Nach Farbattacke auf Gänseliesel: Stadt Göttingen will Strafanzeige stellen – mehrere Tausend Euro Schaden

Göttingen. Nach der Farbattacke auf das Göttinger Gänseliesel will die Stadt Göttingen Strafanzeige gegen die mutmaßlichen Täter stellen. Der Schaden liege laut Verwaltung bei mehreren Tausend Euro. Am Sonnabend hatten Klimaaktivisten der Letzten Generation schwarze Farbe über das gerade erst frisch sanierte Göttinger Wahrzeichen geschüttet.
Die Stadt gehe von einer Schadenssumme im mittleren vierstelligen Bereich aus, teilte die Verwaltung am Montag mit. Verunreinigt sind demnach sowohl die Figur des Gänseliesels als auch die Muschelkalk-Brunnenschale. Ein beauftragter Steinmetzbetrieb und der Baubetriebshof der Stadt werden laut Stadt versuchen, die Verunreinigungen zu beseitigen. Ob Schäden am Ensemble zurückbleiben, müsse anschließend geprüft werden.

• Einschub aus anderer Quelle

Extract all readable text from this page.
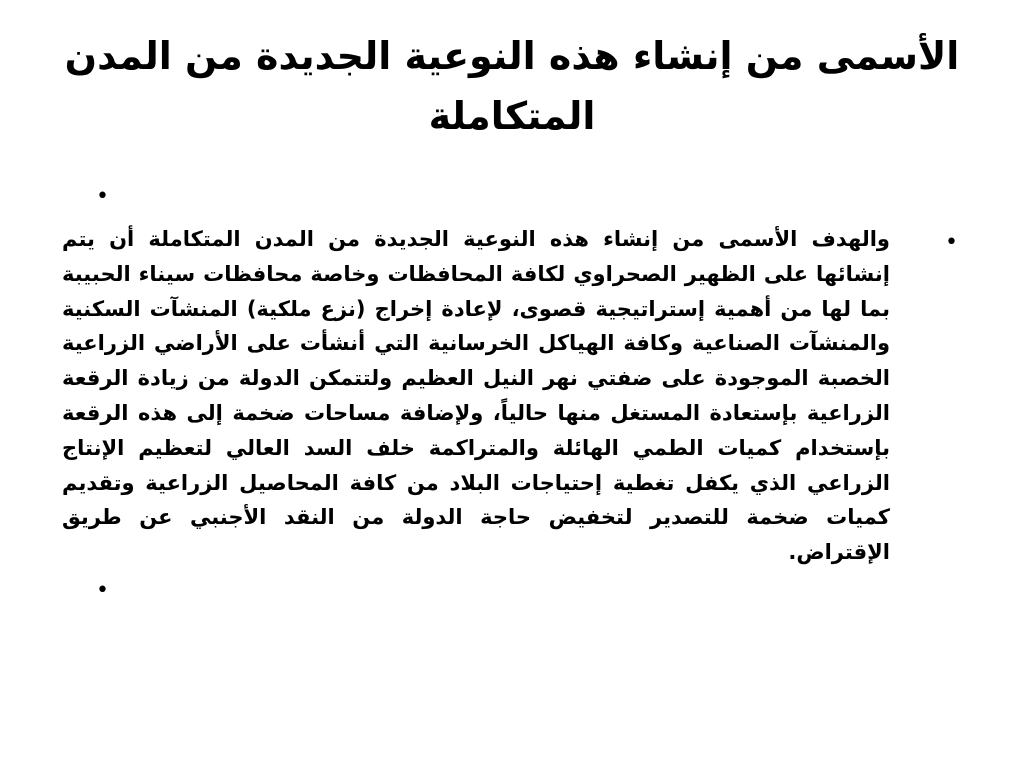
الأسمى من إنشاء هذه النوعية الجديدة من المدن المتكاملة
•
•

والهدف الأسمى من إنشاء هذه النوعية الجديدة من المدن المتكاملة أن يتم إنشائها على الظهير الصحراوي لكافة المحافظات وخاصة محافظات سيناء الحبيبة بما لها من أهمية إستراتيجية قصوى، لإعادة إخراج (نزع ملكية) المنشآت السكنية والمنشآت الصناعية وكافة الهياكل الخرسانية التي أنشأت على الأراضي الزراعية الخصبة الموجودة على ضفتي نهر النيل العظيم ولتتمكن الدولة من زيادة الرقعة الزراعية بإستعادة المستغل منها حالياً، ولإضافة مساحات ضخمة إلى هذه الرقعة بإستخدام كميات الطمي الهائلة والمتراكمة خلف السد العالي لتعظيم الإنتاج الزراعي الذي يكفل تغطية إحتياجات البلاد من كافة المحاصيل الزراعية وتقديم كميات ضخمة للتصدير لتخفيض حاجة الدولة من النقد الأجنبي عن طريق الإقتراض.

•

Göttinger Gänseliesel mit Farbe übergossen: Vermutlich Aktivkohle benutzt
„Mutmaßlich hat das Wasser, das über die Figur und in den Brunnen gegossen wurde, Aktivkohle enthalten“, wie die Stadtverwaltung in ihrer Mitteilung schreibt. Die genaue Zusammensetzung der genutzten Flüssigkeit stehe noch nicht fest, Proben würden kurzfristig untersucht. Um keine Verklumpungen am Brunnensystem hervorzurufen, sei der Brunnen weiterhin in Betrieb. Am Dienstag werde das Wasser von einer Fachfirma abgepumpt und zwischengelagert.
„Unsere Forderungen richten sich an die Bundesregierung“, sagte Bastian Kscheschins von der Göttinger Gruppe der „Letzten Generation“. In den vergangenen Jahren sei die Verantwortung für die Klimawende immer mehr auf den einzelnen Menschen geschoben worden, statt auf die Unternehmen als Hauptemittenten von CO2 zu schauen, begründete er die Protestaktion.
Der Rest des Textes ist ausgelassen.